Beginning in the early 20th century, influenced by Western culture and communist ideology, some educated Chinese women began to break free of traditional values and fight for their rights. A dramatic change in Chinese motherhood took place when the communist party gained power in 1949. Proclaiming the emancipation of Chinese women and improving both their social and family status, the government enacted policies that brought them into the workplace, for the sake of both mobilizing them as human resources to help construct socialism, and to promote political and economic equality. While opportunities opened up for women in education and various other professions, mothers as a result often were working the equivalent of two full-time jobs, both inside and outside of the household. This caused immense stress, especially when many daycare centers and kindergartens established in the early 1950s were discontinued. In rural areas, mothers engaged in even more exhaustive work, by farming, tending livestock, producing textiles, and processing food. Another significant obligation for Chinese mothers has often been taking care of elderly relatives.

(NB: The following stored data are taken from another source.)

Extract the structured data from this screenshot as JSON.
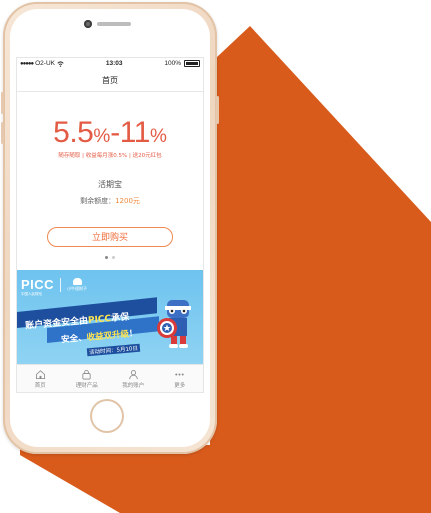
{
  "status_bar": {
    "carrier": "O2-UK",
    "time": "13:03",
    "battery": "100%"
  },
  "nav": {
    "title": "首页"
  },
  "product": {
    "rate_low": "5.5",
    "rate_high": "11",
    "rate_percent": "%",
    "rate_dash": "-",
    "promo": "随存随取 | 收益每月涨0.5% | 送20元红包",
    "name": "活期宝",
    "remaining_label": "剩余额度：",
    "remaining_amount": "1200元",
    "buy_label": "立即购买"
  },
  "carousel": {
    "page_count": 2,
    "active_index": 0
  },
  "banner": {
    "logo": "PICC",
    "logo_sub": "中国人民财险",
    "partner_name": "小牛理财子",
    "line1_a": "账户资金安全由",
    "line1_hl": "PICC",
    "line1_b": "承保",
    "line2_a": "安全、",
    "line2_hl": "收益双升级",
    "line2_b": "！",
    "line3": "活动时间：5月10日"
  },
  "tabs": [
    {
      "label": "首页",
      "icon": "home-icon"
    },
    {
      "label": "理财产品",
      "icon": "lock-icon"
    },
    {
      "label": "我的账户",
      "icon": "user-icon"
    },
    {
      "label": "更多",
      "icon": "more-icon"
    }
  ],
  "colors": {
    "accent": "#e35b44",
    "button": "#ef6b3a",
    "banner": "#6ec3ef",
    "shadow": "#d95b1c"
  }
}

Mothers' intensive load of bearing, rearing, and bringing up children was reduced by the onset of China's one-child policy in the late 1970s, which aimed to curb the rapid growth of population. China's economic reform and modernization has in some ways lightened household labor, although less so in rural areas, where the majority of mothers do not have the convenience of refrigerators, washing machines, and sometimes have insufficient water sources.

Cultural Norms

The term mother in Chinese culture is almost synonymous with the term sacrifice. For more than 2,000 years, its connotation was based on the Confucian code of women's conduct in the practice of motherhood. Numerous images of selfless, devoted, and sacred mothers have been portrayed in poems, plays, fictional works, and music, as well as by modern mass media, with an emphasis on their submission and self-sacrifice. In these works, a mother's sufferings from oppression are often hidden in the eulogy of her deeds. The mother is presented as goddess-like, without personal feelings or frustrations. During radical periods, such as the May Fourth Cultural Movement and the Cultural Revolution, along with the weakening Confucian patriarchal ideology, women gained some equality both in the family and society. Yet, their emancipation was interlocked with national reconstruction, their devotion and sacrifice expected for the country's welfare. Since the economic reform starting late in the 20th century, followed by a revival of Confucianism, traditional views of mothers have in many ways been restored. Social expectations for mothers become imbued with modern content. Female virtue has again become the standard for judging a good mother. Contemporary Chinese culture, influenced by commercialism, further encourages the attributes of beauty and fashion in motherhood.